I was surprised to find that the following works:
SELECT name, height * weight as inchpounds
FROM sashelp.class
HAVING inchpounds > 5000;
Since I thought the HAVING clause was processed strictly before the SELECT clause. Is this in fact a false assumption on my part? Or is this peculiar to SAS's implementation of SQL?
Strictly speaking, and if I remember well, the SQL standard define HAVING
clause to be processed before the SELECT
clause. So, an alias defined in the SELECT, cannot be used in HAVING
clause.
See my answer in a related question: Using 'case expression column' in where clause for the order of proccessing a SELECT
statement, which is:
FROM -> WHERE -> GROUP BY -> HAVING -> SELECT -> ORDER BY
So, in most SQL incarnations, that query will yield an error. MySQL is one exception I know that allows this deviation from the standard (and where SELECT
aliases are allowed to be used in the GROUP BY
clause as well).
As @a_horse_with_no_name mentioned in comments, the query would fail in most SQL products for another reason, too: HAVING
without GROUP BY
means there is an aggregation over all the rows and thus only aggregate functions would be allowed in both the HAVING
and the SELECT
clauses.
After looking at the SAS SQL documentation and examples, it seems the query you posted above is valid in SAS SQL and executed as this (in standard SQL):
SELECT name, height * weight AS inchpounds
FROM sashelp.class
WHERE height * weight > 5000;
If I understand it correctly, you may also mix aggregate functions with non-aggregated columns, like this:
SELECT name, height,
MAX(height) AS max_height
FROM sashelp.class ;
which would be evaluated as (in standard SQL):
SELECT name, height,
MAX(height) OVER () AS max_height
FROM sashelp.class ;
The SQL Standard specifies the order that the clauses are interpreted, not the order that they are executed. As a matter of practice, this means that having
clauses are parsed after select
, so they can use variables defined in the select
statement. SAS SQL varies from other dialects. You may be able to use select
variables in the where
clause.
SQL engines are free to actually run the query however they like. Your question, though, is not about running the query but about parsing it.
The use of a having
clause without a group by
is generally suspect. However, I believe it should work in any dialect. The only question is whether 0 rows are returned or 1 summary row.

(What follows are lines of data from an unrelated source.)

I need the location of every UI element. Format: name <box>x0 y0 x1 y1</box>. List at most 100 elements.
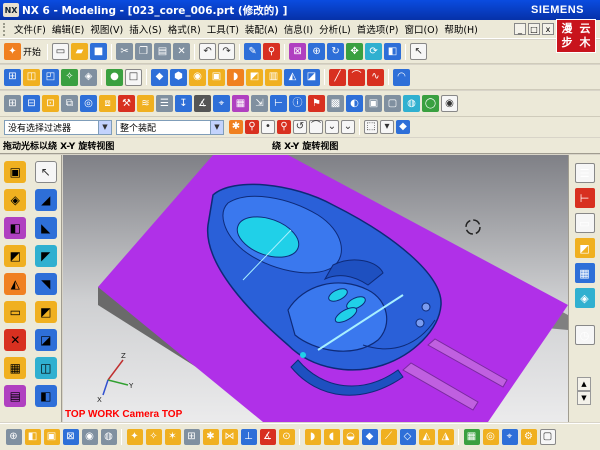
select-filter-icon[interactable]: ⚲ <box>245 120 259 134</box>
save-icon[interactable]: ■ <box>90 43 108 60</box>
measure-angle-icon[interactable]: ∡ <box>194 95 211 112</box>
delete-icon[interactable]: ✕ <box>173 43 191 60</box>
assembly-navigator-tab-icon[interactable]: ▣ <box>4 161 27 183</box>
show-hide-icon[interactable]: ◉ <box>441 95 458 112</box>
snap-face-icon[interactable]: ◮ <box>437 429 454 445</box>
blend-icon[interactable]: ◗ <box>227 68 244 86</box>
region-icon[interactable]: ⌄ <box>341 120 355 134</box>
rectangle-select-icon[interactable]: ⬚ <box>364 120 378 134</box>
mirror-icon[interactable]: ⧈ <box>99 95 116 112</box>
measure-distance-icon[interactable]: ↧ <box>175 95 192 112</box>
paste-icon[interactable]: ▤ <box>154 43 172 60</box>
model-view[interactable]: Z Y X <box>63 155 568 422</box>
new-component-icon[interactable]: □ <box>125 68 142 86</box>
restore-button[interactable]: □ <box>528 23 540 35</box>
snap-arc-center-icon[interactable]: ◉ <box>81 429 98 445</box>
spline-icon[interactable]: ∿ <box>367 68 384 86</box>
system-materials-icon[interactable]: ▦ <box>4 357 27 379</box>
snap-point-on-face-icon[interactable]: ✶ <box>164 429 181 445</box>
face-rule-icon[interactable]: ⌄ <box>325 120 339 134</box>
undo-icon[interactable]: ↶ <box>199 43 217 60</box>
intersect-icon[interactable]: ⊡ <box>42 95 59 112</box>
sketch-icon[interactable]: ◫ <box>23 68 40 86</box>
shading-icon[interactable]: ◍ <box>403 95 420 112</box>
snap-origin-icon[interactable]: ◎ <box>482 429 499 445</box>
roles-icon[interactable]: ◩ <box>574 238 595 258</box>
process-studio-icon[interactable]: ▤ <box>4 385 27 407</box>
scroll-up-arrow[interactable]: ▲ <box>577 377 591 391</box>
revolve-icon[interactable]: ⬢ <box>170 68 187 86</box>
scroll-down-arrow[interactable]: ▼ <box>577 391 591 405</box>
graphics-window[interactable]: Z Y X TOP WORK Camera TOP <box>63 155 568 422</box>
surface-icon[interactable]: ◠ <box>393 68 410 86</box>
analysis-icon[interactable]: ⚑ <box>308 95 325 112</box>
select-body-icon[interactable]: ◆ <box>396 120 410 134</box>
redo-icon[interactable]: ↷ <box>218 43 236 60</box>
start-icon[interactable]: ✦ <box>4 43 21 60</box>
snap-bounded-grid-icon[interactable]: ⊞ <box>183 429 200 445</box>
connected-curves-icon[interactable]: ⌒ <box>309 120 323 134</box>
menu-help[interactable]: 帮助(H) <box>441 22 481 36</box>
snap-angle-icon[interactable]: ∡ <box>259 429 276 445</box>
tools-icon[interactable]: ⚒ <box>118 95 135 112</box>
open-folder-icon[interactable]: ▰ <box>71 43 89 60</box>
tangent-curves-icon[interactable]: ↺ <box>293 120 307 134</box>
chevron-down-icon[interactable]: ▼ <box>98 120 111 134</box>
line-icon[interactable]: ╱ <box>329 68 346 86</box>
snap-mid-point-icon[interactable]: ◧ <box>24 429 41 445</box>
snap-toggle-icon[interactable]: ▢ <box>539 429 556 445</box>
through-curves-icon[interactable]: ◥ <box>34 273 57 295</box>
shell-icon[interactable]: ▥ <box>265 68 282 86</box>
menu-analysis[interactable]: 分析(L) <box>316 22 354 36</box>
copy-icon[interactable]: ❐ <box>135 43 153 60</box>
start-label[interactable]: 开始 <box>23 45 41 58</box>
history-icon[interactable]: ✕ <box>4 329 27 351</box>
surface-tool-icon[interactable]: ◢ <box>34 189 57 211</box>
render-style-icon[interactable]: ◐ <box>346 95 363 112</box>
snap-ellipse-point-icon[interactable]: ◒ <box>342 429 359 445</box>
extrude-icon[interactable]: ◆ <box>151 68 168 86</box>
datum-icon[interactable]: ◰ <box>42 68 59 86</box>
snap-tangent-icon[interactable]: ⋈ <box>221 429 238 445</box>
bridge-icon[interactable]: ◫ <box>34 357 57 379</box>
constraint-navigator-icon[interactable]: ◈ <box>4 189 27 211</box>
pattern-icon[interactable]: ≋ <box>137 95 154 112</box>
selection-scope-select[interactable]: 整个装配 ▼ <box>116 119 224 135</box>
expression-icon[interactable]: ✧ <box>61 68 78 86</box>
extension-icon[interactable]: ◪ <box>34 329 57 351</box>
filter-icon[interactable]: ⚲ <box>263 43 281 60</box>
trim-body-icon[interactable]: ◪ <box>303 68 320 86</box>
assembly-navigator-icon[interactable]: ⊞ <box>4 68 21 86</box>
menu-window[interactable]: 窗口(O) <box>401 22 441 36</box>
snap-wcs-icon[interactable]: ⌖ <box>501 429 518 445</box>
unite-icon[interactable]: ⊞ <box>4 95 21 112</box>
snap-icon[interactable]: ◈ <box>80 68 97 86</box>
snap-quadrant-icon[interactable]: ◍ <box>100 429 117 445</box>
refresh-icon[interactable]: ⟳ <box>365 43 383 60</box>
menu-file[interactable]: 文件(F) <box>11 22 49 36</box>
view-icon[interactable]: ▢ <box>384 95 401 112</box>
snap-spline-point-icon[interactable]: ◖ <box>323 429 340 445</box>
clock-icon[interactable]: ◷ <box>574 325 595 345</box>
face-tool-icon[interactable]: ◣ <box>34 217 57 239</box>
menu-format[interactable]: 格式(R) <box>165 22 204 36</box>
fit-view-icon[interactable]: ⊠ <box>289 43 307 60</box>
snap-control-point-icon[interactable]: ▣ <box>43 429 60 445</box>
snap-settings-icon[interactable]: ⚙ <box>520 429 537 445</box>
menu-insert[interactable]: 插入(S) <box>126 22 164 36</box>
menu-information[interactable]: 信息(I) <box>281 22 316 36</box>
snap-perpendicular-icon[interactable]: ⊥ <box>240 429 257 445</box>
snap-end-point-icon[interactable]: ⊕ <box>5 429 22 445</box>
view-list-icon[interactable]: ☰ <box>574 163 595 183</box>
draft-icon[interactable]: ◭ <box>284 68 301 86</box>
snap-line-icon[interactable]: ⟋ <box>380 429 397 445</box>
boss-icon[interactable]: ▣ <box>208 68 225 86</box>
chamfer-icon[interactable]: ◩ <box>246 68 263 86</box>
general-select-icon[interactable]: ✱ <box>229 120 243 134</box>
section-icon[interactable]: ⊢ <box>270 95 287 112</box>
cut-icon[interactable]: ✂ <box>116 43 134 60</box>
part-navigator-icon[interactable]: ◧ <box>4 217 27 239</box>
arc-icon[interactable]: ⌒ <box>348 68 365 86</box>
edit-object-icon[interactable]: ✎ <box>244 43 262 60</box>
hole-icon[interactable]: ◉ <box>189 68 206 86</box>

That your particularly query works is surprising. In most dialects of SQL, you would get an error, because the the having
clause would imply an aggregation, and the values in the select
are not in aggregation functions. This only other dialect where this would work is MySQL because it has a (mis)feature called Hidden Columns. SAS SQL is a bit farther from standard SQL than other dialects.
I cannot speak in terms of the SQL "standard" but with respect to the SAS implementation, the only difference between WHERE
and HAVING
clauses is "when" they are applied. WHERE
clauses apply to the creation of intermediate results (building a temp table containing the columns listed in a SELECT
statement) and a HAVING
clause controls which rows are written to the final table.
Alternatively, one can use the CALCULATED
keyword on a WHERE
statement:
SELECT name, height * weight as inchpounds
FROM sashelp.class
WHERE CALCULATED inchpounds > 5000;
Is this in fact a false assumption on my part?
It can be false. The query planner will decide how to run the query according to the data and the statistics that the database has.
Thinking about the different clauses running in specific sequence is helpful in writing and reasoning about queries but this is not how most SQL databases actually work.